# Stall smells!



## MissColors (Jul 17, 2011)

So one of the horses at our barn has very strong ammonia-ish fluids. And as well the drain line is cut into the concrete in her stall as well and its the last stall, so everything from the other 2 horses drains through there too. Would it be ok for me to put some baking soda in her stall to neutralize the odor and the harm to her and the other horses? If not what other things could I use??
_Posted via Mobile Device_


----------



## Delfina (Feb 12, 2010)

Baking soda certainly wouldn't harm anything but you'd need more baking soda that you can imagine I'd think.

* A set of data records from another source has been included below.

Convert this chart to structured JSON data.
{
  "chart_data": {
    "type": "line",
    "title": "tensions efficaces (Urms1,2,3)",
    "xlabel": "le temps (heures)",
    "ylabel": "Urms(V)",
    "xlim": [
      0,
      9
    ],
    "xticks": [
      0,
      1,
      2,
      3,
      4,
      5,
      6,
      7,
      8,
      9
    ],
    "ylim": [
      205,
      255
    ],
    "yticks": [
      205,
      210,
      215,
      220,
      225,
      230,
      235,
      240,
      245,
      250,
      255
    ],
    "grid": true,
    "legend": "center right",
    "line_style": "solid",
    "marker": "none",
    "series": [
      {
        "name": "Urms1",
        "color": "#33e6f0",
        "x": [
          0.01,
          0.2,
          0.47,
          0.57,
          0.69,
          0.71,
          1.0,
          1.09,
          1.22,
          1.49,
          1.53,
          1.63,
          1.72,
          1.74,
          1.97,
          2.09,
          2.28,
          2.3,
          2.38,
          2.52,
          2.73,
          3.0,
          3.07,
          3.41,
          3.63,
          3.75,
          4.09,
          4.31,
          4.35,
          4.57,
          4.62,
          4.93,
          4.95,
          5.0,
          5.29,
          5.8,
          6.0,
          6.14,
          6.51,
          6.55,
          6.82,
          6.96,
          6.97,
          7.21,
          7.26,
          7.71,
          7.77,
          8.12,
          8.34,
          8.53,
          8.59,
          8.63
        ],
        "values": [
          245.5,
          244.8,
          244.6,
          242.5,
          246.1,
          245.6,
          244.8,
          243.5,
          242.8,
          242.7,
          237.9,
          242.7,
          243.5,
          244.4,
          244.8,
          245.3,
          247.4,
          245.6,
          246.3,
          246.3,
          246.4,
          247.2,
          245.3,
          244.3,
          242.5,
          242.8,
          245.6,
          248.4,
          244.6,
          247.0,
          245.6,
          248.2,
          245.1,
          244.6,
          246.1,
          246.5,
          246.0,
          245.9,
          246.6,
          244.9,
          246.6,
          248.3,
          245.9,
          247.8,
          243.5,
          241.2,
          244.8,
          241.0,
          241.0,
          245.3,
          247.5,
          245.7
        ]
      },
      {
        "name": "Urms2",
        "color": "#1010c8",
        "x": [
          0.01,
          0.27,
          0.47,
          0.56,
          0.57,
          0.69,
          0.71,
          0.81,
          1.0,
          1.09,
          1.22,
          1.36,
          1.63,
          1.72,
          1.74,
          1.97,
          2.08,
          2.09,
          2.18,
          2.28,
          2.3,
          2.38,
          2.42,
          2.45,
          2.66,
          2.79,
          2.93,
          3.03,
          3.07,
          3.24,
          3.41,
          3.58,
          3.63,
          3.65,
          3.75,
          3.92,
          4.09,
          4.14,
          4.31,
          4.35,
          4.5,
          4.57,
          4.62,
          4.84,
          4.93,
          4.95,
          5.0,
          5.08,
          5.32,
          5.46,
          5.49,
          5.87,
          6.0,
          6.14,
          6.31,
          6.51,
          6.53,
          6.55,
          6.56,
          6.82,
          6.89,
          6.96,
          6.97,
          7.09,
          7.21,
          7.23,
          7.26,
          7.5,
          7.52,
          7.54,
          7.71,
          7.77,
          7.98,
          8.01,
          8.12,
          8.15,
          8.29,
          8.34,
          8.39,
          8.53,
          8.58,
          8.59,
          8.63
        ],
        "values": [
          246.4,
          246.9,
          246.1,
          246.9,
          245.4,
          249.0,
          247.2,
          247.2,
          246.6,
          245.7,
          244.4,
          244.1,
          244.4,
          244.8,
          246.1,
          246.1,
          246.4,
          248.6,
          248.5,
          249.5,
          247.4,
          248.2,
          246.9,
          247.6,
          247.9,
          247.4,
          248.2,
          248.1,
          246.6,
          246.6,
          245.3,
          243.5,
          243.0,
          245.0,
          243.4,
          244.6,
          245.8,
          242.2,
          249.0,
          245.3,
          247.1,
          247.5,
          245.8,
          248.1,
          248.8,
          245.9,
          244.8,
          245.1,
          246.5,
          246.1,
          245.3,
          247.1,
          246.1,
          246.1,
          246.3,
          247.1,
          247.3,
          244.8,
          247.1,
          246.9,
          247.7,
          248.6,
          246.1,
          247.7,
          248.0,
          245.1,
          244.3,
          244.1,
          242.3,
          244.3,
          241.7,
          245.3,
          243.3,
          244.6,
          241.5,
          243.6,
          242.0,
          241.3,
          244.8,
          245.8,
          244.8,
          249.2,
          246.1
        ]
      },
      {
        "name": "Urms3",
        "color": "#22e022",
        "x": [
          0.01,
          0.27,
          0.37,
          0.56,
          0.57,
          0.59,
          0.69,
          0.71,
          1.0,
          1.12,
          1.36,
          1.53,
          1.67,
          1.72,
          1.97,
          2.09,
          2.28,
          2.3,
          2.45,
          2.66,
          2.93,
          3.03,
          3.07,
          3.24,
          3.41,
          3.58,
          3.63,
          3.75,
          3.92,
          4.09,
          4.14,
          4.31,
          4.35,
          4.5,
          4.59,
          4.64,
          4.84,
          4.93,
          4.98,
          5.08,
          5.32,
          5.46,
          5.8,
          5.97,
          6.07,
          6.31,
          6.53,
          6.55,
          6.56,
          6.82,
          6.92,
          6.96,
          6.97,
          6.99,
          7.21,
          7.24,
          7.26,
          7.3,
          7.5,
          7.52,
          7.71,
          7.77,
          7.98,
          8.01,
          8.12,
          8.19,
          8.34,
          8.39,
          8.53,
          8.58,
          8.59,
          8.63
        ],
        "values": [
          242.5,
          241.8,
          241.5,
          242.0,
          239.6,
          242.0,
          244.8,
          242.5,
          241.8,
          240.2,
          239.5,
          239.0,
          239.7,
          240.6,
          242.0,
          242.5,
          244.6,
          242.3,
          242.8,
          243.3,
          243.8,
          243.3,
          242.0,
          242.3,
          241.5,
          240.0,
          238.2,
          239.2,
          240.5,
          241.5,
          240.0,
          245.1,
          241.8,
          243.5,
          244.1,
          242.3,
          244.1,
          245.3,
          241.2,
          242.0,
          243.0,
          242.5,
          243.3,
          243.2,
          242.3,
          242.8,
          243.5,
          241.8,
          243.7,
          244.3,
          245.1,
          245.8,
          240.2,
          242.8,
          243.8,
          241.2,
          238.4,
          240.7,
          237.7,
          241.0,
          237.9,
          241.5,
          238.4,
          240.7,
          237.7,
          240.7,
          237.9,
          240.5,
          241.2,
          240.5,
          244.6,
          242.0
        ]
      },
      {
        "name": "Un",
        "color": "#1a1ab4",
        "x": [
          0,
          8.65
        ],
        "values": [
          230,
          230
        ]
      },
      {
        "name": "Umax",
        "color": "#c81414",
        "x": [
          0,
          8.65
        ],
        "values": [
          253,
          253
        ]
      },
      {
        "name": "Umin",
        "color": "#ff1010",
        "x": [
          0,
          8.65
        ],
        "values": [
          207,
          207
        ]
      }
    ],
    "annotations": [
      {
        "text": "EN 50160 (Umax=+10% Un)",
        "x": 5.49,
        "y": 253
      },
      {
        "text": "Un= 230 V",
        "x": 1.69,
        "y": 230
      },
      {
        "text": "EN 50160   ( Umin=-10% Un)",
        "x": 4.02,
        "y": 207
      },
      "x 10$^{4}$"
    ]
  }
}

How about Sweet PDZ - Safegaurding Your Horse's Health


----------



## xXSerendipityXx (Jan 26, 2012)

I would say start from scratch and clear out the entire stall and power wash the floor and walls if you can. Or clean them with a spray bottle of water and bleach. Also, there are special shavings you can get that minimize odor. Maybe try and block the drains from the other stalls from getting into there in the future. As for the baking sodam I was actually going to recommend it before I finished reading your post! So Im pretty sure its okay. I mean, they put tons in cat litter, and it doesnt hurt them.(x .. Good luck!


----------



## MissColors (Jul 17, 2011)

Thanks! We use pine shavings that we get for free. Benefits of boarding right next to a lumbar mill. It used to be an old hog barn. So imagine about 5 inches of a shallow v shape cut along the back of the stall along the wall in the concrete . There isn't a way I could block it. If i do then the stuff would just sit there and build up. But when i do muck the stalls i clean them all the way and try to let the concrete dry for a couple hours with out anything in them. And power washing is a no can do. I wish i could though. Theres no power in the barn.
_Posted via Mobile Device_


----------



## loveduffy (Dec 22, 2011)

you could use ag-lime in the stall it should help and keep flies down


----------



## MissColors (Jul 17, 2011)

That's a great idea too.
_Posted via Mobile Device_


----------



## cakemom (Jul 4, 2010)

A nice layer of PDZ will help some in there as well. Cleaning daily, including totally cleaning pee spots, will also help.
_Posted via Mobile Device_


----------



## Saddlebag (Jan 17, 2011)

When stalls would get like this the horse would be turned out 1st thing, the stall cleaned then lime was applied to the wet spot. One has to get the right lime for the job. It's a bit like coarse corn starch and is easily airborne so handle with care and rubber or leather gloves and a mask. Leave it all day to help disinfect the stall. Remove what you can before rebedding the stall and returning the horse.


----------



## Darrin (Jul 11, 2011)

Guy at our barn goes to the dollar store and picks up baby powder. Smells like a babies butt in that stall but better then smelling horse pee.


----------



## MissColors (Jul 17, 2011)

We clean all the way at least every other day at the very least. I was really hoping for something that i could clean the stall out. Sprinkle down and let soak in for a couple hours. And just put down shavings before the horses come in and not have to worry about anything harming the horses. Or the chickens for that matter. Lol.
_Posted via Mobile Device_


----------



## Zandalee (Feb 17, 2012)

When we had racehorses, we had the same problem. Seeing how they are in their stalls 23hrs a day. We found that the ag-lime was the key, like loveduffy said. It cut the smell to nothing. We would just clean the stall out to bare ground, put an even dusting of lime, and put the shavings back in. We did this everytime we cleaned all the way down. I would maybe do a light dustings in the spots that are bad in between the deep cleans if need be. Hope that it works for you.


----------



## Foxhunter (Feb 5, 2012)

Majority of stall fresheners are 98% limestone flour (as we call it in the UK) As it is usually a tenth of the price of fresheners I use it!


----------